What this tells us about Substack
After analyzing 39,000 articles, several patterns emerge:
Most articles receive modest engagement: Most articles get fewer than 50 engagements, reminding us that building an audience takes time.
Length matters, but not as much as you might think: While there’s a sweet spot around 1,500-2,000 words, audience and topic matter more than word count.
Interactive content drives comments: Posts that invite participation (like caption contests) can generate disproportionate discussion.
Political content drives extreme engagement: While AI has the most articles, political themes generate 10-20x more engagement per article, suggesting politics remains the most engagement-dense category on Substack.

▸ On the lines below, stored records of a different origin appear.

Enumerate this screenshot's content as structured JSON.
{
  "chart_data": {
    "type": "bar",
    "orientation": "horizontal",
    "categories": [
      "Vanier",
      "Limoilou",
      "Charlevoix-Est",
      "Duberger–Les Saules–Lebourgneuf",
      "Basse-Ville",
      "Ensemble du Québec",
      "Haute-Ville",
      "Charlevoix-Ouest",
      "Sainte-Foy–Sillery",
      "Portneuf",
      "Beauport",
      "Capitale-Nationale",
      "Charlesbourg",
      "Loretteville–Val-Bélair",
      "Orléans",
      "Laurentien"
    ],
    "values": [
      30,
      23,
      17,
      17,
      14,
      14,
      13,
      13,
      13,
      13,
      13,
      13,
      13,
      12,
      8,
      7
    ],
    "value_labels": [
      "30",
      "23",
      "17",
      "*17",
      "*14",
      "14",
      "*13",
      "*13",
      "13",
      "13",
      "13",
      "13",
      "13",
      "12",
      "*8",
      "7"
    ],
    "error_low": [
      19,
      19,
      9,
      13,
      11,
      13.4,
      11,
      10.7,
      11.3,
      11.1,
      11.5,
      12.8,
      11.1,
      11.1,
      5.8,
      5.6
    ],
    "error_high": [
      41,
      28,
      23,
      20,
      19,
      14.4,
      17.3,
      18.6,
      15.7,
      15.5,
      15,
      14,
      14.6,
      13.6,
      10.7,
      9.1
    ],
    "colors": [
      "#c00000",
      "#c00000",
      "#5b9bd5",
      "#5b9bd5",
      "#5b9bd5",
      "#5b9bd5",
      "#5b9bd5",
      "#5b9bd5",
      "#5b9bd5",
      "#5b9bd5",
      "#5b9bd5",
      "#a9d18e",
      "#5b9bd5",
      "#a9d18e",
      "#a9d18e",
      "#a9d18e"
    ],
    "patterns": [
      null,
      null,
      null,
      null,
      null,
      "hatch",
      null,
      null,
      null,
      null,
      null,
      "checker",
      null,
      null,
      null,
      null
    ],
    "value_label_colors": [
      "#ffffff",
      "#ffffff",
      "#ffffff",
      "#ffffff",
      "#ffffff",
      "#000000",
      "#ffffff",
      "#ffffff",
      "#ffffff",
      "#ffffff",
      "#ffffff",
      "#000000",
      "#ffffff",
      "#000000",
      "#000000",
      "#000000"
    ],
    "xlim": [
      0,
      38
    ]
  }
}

Trends cluster around events: Machine learning reveals how writers collectively respond to external events, with high-similarity articles clustering around specific dates when news breaks.
Some conversations are sustained, others are reactive: Themes like personal growth and AI ethics show consistent publishing patterns, while political themes spike around specific events then dissipate.
Controversy concentrates attention: The Jimmy Kimmel controversy generated more engagement than themes with 4x as many articles, showing that divisive topics punch above their weight.
Meta-content thrives: Substack writers actively write about Substack itself, creating a self-reinforcing community learning loop.
Try it yourself
I’ve made these analytics available on StackDigest so others can explore the data…and so I can get some feedback on this feature. You can filter by category, time period, and engagement levels to discover patterns relevant to your niche. The Theme Radar feature lets you explore any of the 20 identified themes, view their similarity score distributions over time, and see which specific articles are driving each conversation.
The database continues to grow and update every few days, so the insights will evolve as new content is published and new trends emerge. I’m particularly interested in tracking how themes evolve week over week, which topics maintain momentum, which fade, and which new conversations emerge.
StackDigest is a work in progress and free to use. Please DM me with questions, feedback, suggestions, and bug reports.







Fascinating statistical analysis. It makes me wonder if same/different themes would emerge on LinkedIn/Medium, ie how Substack specific is this or does the general public all gravitate to the same topics at the same times.
Thanks for doing the setup, analysis, and distillation!
This is absolutely brilliant!! Thanks for doing this work and writing it up.